The first question concerns the concept of terrorism, dangerous and slippery. Who is a terrorist? And who decides that? We know how all the emergency legislation created in the American context, and in which other European countries participate, has revealed the violent desire of democracy, producing abuses of every sort: preventive torture, illegitimate administrative detentions. A dangerous road which provokes discussion of the rights of every citizen. Is dissent subversion? Does publishing in an anarchist magazine make people terrorists?

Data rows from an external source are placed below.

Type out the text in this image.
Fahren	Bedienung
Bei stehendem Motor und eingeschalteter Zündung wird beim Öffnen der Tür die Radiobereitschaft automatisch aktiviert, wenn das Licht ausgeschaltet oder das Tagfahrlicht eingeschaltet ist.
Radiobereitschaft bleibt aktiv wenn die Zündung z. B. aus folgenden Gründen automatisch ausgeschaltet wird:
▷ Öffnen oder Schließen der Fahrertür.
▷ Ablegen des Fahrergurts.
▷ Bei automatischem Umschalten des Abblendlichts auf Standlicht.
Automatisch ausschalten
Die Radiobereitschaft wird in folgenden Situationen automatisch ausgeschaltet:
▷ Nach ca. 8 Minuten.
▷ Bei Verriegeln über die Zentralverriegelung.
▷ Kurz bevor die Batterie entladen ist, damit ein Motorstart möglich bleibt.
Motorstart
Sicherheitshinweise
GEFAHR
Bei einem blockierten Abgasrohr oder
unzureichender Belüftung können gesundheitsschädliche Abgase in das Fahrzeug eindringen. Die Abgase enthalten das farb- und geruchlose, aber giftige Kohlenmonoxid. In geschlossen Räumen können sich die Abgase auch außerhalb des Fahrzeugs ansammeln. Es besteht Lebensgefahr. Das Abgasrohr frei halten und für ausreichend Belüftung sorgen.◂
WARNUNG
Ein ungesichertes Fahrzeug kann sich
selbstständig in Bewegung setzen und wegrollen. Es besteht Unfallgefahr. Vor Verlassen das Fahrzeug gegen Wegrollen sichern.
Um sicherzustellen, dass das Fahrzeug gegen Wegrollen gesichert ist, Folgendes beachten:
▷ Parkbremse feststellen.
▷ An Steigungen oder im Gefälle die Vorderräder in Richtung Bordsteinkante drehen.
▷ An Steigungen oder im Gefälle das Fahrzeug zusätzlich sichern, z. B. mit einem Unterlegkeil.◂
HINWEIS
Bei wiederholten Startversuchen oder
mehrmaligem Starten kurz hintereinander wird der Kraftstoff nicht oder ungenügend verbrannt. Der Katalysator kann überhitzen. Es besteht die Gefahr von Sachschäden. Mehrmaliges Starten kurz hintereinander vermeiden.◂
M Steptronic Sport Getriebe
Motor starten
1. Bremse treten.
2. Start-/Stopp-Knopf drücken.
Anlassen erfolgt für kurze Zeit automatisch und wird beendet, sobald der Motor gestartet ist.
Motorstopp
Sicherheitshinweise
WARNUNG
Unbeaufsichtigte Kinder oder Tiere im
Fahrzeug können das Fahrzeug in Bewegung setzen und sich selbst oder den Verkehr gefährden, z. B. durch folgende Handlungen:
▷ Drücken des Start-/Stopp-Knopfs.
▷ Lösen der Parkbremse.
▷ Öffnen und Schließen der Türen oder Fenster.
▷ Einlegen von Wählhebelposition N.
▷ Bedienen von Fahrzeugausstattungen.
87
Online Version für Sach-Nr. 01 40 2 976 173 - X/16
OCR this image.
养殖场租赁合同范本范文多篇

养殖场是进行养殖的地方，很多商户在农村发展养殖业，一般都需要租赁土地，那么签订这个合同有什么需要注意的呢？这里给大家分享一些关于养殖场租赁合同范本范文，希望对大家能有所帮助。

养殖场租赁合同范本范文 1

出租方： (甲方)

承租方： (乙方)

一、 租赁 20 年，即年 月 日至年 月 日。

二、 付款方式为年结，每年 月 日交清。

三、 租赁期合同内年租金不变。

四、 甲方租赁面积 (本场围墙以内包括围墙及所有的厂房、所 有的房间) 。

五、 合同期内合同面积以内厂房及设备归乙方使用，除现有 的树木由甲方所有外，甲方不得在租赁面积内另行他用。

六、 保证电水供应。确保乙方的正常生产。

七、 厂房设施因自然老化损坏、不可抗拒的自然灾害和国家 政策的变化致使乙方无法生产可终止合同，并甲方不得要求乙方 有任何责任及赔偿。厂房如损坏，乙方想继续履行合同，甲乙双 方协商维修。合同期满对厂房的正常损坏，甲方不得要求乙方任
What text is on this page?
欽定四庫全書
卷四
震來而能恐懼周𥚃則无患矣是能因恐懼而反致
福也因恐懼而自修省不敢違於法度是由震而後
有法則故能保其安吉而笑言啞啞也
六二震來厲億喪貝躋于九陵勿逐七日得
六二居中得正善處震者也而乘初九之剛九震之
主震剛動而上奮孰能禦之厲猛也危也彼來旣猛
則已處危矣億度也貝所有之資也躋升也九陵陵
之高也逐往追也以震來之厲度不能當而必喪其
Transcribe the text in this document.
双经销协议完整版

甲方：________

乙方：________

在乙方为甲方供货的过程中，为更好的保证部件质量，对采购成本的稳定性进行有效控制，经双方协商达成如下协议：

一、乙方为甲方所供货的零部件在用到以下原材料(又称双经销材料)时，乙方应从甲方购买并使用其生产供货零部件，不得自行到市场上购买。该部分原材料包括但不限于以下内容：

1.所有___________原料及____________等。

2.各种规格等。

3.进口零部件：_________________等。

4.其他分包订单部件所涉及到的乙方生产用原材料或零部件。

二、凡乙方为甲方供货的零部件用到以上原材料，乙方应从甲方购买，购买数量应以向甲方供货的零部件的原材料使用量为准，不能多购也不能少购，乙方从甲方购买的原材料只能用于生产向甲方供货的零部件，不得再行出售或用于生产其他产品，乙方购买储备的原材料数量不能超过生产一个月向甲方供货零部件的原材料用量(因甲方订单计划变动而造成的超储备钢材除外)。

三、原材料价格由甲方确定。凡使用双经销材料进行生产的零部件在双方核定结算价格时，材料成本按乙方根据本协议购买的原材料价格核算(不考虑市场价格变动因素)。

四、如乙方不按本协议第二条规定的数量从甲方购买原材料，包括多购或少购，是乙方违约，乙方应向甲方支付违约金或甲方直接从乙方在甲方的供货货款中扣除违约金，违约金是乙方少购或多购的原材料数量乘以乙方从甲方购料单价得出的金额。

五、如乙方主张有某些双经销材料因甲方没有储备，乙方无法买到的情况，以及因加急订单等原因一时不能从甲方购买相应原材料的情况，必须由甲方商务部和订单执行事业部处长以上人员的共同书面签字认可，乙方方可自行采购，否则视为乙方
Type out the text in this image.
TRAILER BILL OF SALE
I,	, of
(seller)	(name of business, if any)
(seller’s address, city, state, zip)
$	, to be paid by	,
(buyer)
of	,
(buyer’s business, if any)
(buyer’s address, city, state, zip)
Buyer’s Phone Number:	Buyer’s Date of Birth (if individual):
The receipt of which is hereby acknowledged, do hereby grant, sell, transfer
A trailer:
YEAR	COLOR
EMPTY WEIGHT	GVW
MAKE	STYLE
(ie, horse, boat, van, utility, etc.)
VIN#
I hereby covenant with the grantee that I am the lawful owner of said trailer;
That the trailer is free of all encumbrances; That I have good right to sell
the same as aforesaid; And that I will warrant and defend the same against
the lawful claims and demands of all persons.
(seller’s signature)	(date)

The second question concerns the subject of anarchism itself. Much more than other countries, Italy has an ambivalent relationship with anarchism. On the one hand we have Sacco and Vanzetti, like fathers of our free and anti-Mussolini country. Exponents of the great Italian, anarchistic tradition, without whom it would be difficult even to imagine the culture of this country, on the other hand Valpreda and the bombs, the temptation to demonize anarchists. Here also Italy has much to answer for. In these times there are attempts to call the anarchists either monsters or demons, terrorists who threaten “our overseas installations, offices, etc.”! At best they are people who fall prey to “an antiquated blind faith.” Grotesque visions, which would be laughable if there were not anti-democratic implications. Anarchist thought, which in these last years was clearly philosophically the most interesting and the most productive, becomes part of the current cultural and political context. In short: Is Cospito under 41-bis because he is an anarchist?
We hope that in the name of all Italian citizens Minister Nordio intervenes by the 12th of February to proscribe 41-bis. It is already too late, and with that goes the life of Cospito, the rights of all of us and of this democracy.